From the opening moments of the second presidential debate, Donald Trump tried to downplay the tape of him bragging about his past sexually aggressive advances on women — “it’s just words folks, it’s just words” — as he tried to change the topic to Bill Clinton, the Islamic State, Hillary Clinton’s emails and anything else.
“This was locker room talk,” Trump said over and over.
Clinton would not let Trump off the hook, however. “What we all saw and heard on Friday was Donald talking about women, what he thinks about women, what he does to women and he has said the video doesn’t represent who he is but it’s clear to anyone who heard it that it represents exactly who he is," she said.
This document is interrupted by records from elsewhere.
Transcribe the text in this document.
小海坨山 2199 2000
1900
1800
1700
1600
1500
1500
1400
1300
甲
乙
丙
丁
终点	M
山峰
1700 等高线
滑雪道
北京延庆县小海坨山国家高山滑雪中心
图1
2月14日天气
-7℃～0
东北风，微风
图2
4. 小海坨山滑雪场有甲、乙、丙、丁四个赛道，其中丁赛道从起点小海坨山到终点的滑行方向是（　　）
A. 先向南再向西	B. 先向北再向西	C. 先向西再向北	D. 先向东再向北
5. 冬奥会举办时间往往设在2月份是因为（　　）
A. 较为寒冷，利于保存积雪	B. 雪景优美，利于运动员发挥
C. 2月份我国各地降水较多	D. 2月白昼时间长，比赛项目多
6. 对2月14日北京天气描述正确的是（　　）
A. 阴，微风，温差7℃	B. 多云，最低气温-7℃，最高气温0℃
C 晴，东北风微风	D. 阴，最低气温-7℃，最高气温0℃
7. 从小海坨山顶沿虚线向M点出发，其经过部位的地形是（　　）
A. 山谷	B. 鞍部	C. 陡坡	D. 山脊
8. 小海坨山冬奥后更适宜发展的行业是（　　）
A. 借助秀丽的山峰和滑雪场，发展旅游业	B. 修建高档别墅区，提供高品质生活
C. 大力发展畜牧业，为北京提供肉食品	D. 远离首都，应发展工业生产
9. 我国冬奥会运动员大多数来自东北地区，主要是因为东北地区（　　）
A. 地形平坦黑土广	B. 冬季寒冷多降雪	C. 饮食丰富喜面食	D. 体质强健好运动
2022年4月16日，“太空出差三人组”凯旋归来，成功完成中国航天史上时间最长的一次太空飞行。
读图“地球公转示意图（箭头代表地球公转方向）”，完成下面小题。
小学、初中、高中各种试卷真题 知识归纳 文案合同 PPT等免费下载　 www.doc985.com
Trump fired back that it was “just words" and accused Clinton’s husband, former President Bill Clinton, of far worse “actions,” pointing to the four women whom he had invited into the audience with allegations against the Clintons.
But Clinton said Trump owed the American people an apology — not just for the tape but his past attacks on President Barack Obama’s birthplace, the family of a fallen soldier and others.
“He owes the president an apology and our country an apology and he needs to take responsibility for his actions and his words,” she said.
There was no apology. Instead, more attacks, as Trump tried to make the debate about Clinton, hitting her for her private email server and saying that, as president, he would appoint a special prosecutor and said “you would go to jail.”
In one of the nastiest early moments, Trump cavalierly referred to Clinton as the "devil."
As Trump amped up his attacks, Clinton appeared to lose her patience, accusing the billionaire of desperately trying to throw out diversions because his campaign is "exploding."
The two candidates arrived in St. Louis after a devastating 48 hours for Trump, whose campaign was sent into a tailspin on Friday by the publishing of a decade-old tape in which Trump described in graphic and sexually aggressive terms making unwanted advances on women, who, he said, allowed him to do so because he is a “star.”
Republican governors, senators and congressmen spent Saturday rescinding their endorsements from Trump, as some called for him to drop out. Even Trump’s own running mate, Mike Pence, canceled his planned appearance on Trump’s behalf.
Many Republican officials had called on Trump to display contrition and apologize succinctly ahead of the showdown. But the showman businessman began lashing out even before he arrived for the debate, writing on Twitter, “So many self-righteous hypocrites. Watch their poll numbers - and elections - go down!”
His former campaign manager, Corey Lewandowski, attacked Republican National Committee Chairman Reince Priebus on CNN as a “weak” and “failed leader.” “Where was he today on the talk shows, saying Donald Trump is our leader?” Lewandowski asked.
Then, less than two hours before Trump and Clinton were scheduled to take the stage, Trump sprung a surprise stunt that hinted at the nasty debate to follow: holding a photo-op with four women who have alleged they were victimized by Bill and Hillary Clinton to various degrees, including Juanita Broaddrick, who declared, “Mr. Trump may have said some bad words, but Bill Clinton raped me and Hillary Clinton threatened me. I don’t think there is any comparison.”
All four women were expected to be inside the debate hall, where Trump and Clinton sparred in a town-hall setting answering questions from undecided voters, as well as moderators Anderson Cooper of CNN and Martha Raddatz of ABC.
After the first debate, when Trump struggled to make key arguments and faded in the final half, Clinton has surged back into the lead nationally and in key states. Trump’s self-inflicted troubles — including spending days attacking a beauty pageant winner — were weighing him down even before the tape that emerged on Friday.
Top Republican officials said publicly and privately that Sunday’s debate represented Trump’s last, best chance to salvage his campaign, as many prepared for the fallout should he fail, and to save the Republican majorities in the House and Senate.